3. Mr. Wood, over 30 at the time of his trial, had no previous criminal record.
I am an 80 year old third generation Texan on my mother’s side, second generation Texan on my father’s side, whose children are multi generation Texans on both their mothers and fathers side with relatives still resident in Dallas, Corpus Christi, Beaumont and Houston. I have opposed the death penalty in all cases since before I entered the University of Texas. I was licensed to practice
law in Texas in 1951. Though I left Texas in 1961 to join the Kennedy Administration, I retain a deep concern for the quality of justice in Texas and its reputation in the nation.

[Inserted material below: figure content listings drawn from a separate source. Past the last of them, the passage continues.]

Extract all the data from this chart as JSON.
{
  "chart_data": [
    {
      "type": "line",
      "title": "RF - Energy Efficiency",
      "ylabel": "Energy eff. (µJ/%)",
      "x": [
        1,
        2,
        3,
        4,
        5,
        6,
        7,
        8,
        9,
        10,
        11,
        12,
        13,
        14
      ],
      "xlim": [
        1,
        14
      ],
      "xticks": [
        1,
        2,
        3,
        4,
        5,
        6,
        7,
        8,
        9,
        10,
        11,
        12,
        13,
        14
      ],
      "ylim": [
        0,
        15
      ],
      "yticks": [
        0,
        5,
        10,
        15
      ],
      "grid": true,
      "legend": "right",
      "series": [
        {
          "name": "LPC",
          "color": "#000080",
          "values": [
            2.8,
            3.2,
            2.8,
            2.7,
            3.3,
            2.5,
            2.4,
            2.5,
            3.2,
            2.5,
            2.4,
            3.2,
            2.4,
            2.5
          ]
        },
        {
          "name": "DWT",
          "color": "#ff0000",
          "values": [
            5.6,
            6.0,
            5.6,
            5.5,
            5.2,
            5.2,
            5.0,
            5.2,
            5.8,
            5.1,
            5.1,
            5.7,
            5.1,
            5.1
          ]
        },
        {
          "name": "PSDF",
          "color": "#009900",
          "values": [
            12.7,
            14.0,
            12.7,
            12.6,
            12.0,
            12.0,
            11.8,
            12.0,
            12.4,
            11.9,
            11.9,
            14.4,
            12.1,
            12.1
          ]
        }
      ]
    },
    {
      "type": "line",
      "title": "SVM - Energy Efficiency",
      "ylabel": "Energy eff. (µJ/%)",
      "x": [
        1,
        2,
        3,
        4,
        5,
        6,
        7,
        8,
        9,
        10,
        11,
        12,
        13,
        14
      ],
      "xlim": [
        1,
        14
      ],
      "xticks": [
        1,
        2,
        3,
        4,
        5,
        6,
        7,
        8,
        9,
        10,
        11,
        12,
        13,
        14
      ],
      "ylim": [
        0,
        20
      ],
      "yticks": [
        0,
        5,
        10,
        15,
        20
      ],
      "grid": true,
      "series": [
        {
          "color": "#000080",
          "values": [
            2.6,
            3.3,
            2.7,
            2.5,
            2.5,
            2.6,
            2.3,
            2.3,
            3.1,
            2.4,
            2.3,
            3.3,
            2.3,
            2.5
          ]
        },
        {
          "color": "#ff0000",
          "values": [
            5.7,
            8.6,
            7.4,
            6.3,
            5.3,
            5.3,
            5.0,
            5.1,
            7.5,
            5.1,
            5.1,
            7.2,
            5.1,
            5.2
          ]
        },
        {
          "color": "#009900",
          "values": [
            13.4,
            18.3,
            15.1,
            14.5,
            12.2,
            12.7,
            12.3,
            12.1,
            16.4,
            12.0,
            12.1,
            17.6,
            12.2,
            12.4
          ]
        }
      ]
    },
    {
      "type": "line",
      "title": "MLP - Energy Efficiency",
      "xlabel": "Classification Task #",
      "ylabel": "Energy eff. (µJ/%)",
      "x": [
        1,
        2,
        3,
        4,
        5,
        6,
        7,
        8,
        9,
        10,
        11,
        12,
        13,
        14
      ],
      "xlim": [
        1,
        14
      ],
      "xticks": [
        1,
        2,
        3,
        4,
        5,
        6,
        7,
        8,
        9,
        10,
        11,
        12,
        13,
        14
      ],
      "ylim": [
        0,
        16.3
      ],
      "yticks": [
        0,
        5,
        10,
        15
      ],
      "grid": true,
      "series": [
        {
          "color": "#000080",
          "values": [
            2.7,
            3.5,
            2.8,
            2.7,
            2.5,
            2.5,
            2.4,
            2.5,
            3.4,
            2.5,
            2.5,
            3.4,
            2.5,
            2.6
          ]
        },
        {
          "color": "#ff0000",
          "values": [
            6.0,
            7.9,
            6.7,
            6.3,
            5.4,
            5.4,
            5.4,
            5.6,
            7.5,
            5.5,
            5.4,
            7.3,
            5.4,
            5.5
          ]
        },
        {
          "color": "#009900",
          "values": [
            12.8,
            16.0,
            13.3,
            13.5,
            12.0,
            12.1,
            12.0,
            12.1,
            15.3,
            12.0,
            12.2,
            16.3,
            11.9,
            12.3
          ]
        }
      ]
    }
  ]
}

Texas should act now to restrict its death penalty to the individual who personally commits the act of killing. I represented Carlos Santana in his last appeals before his execution on April 23, 1993. Carlos, a citizen of the Dominican Republic, was one of the seven persons executed in Texas since 1976 under a charge of felony murder, or law of parties. He left a young widow and two orphaned children. Carlos raised his head from the gurney moments before his death to face his audience and said “Violence is not the way, love is the way.” For me, at the time, this confirmed his profound moral character. His execution was a tragic miscarriage of justice. He killed no one.
The execution of Jeffrey Wood on the facts of his case, mentality impaired, outside, unarmed, not expecting any crime to be committed, would be the most extreme execution in Texas of a person who had killed no one, and could not have anticipated that anyone would be killed, of all the unfortunate executions under legal theories of felony murder, or law of parties.
I urge you to commute this death sentence and limit application of the death sentence to the actual killer.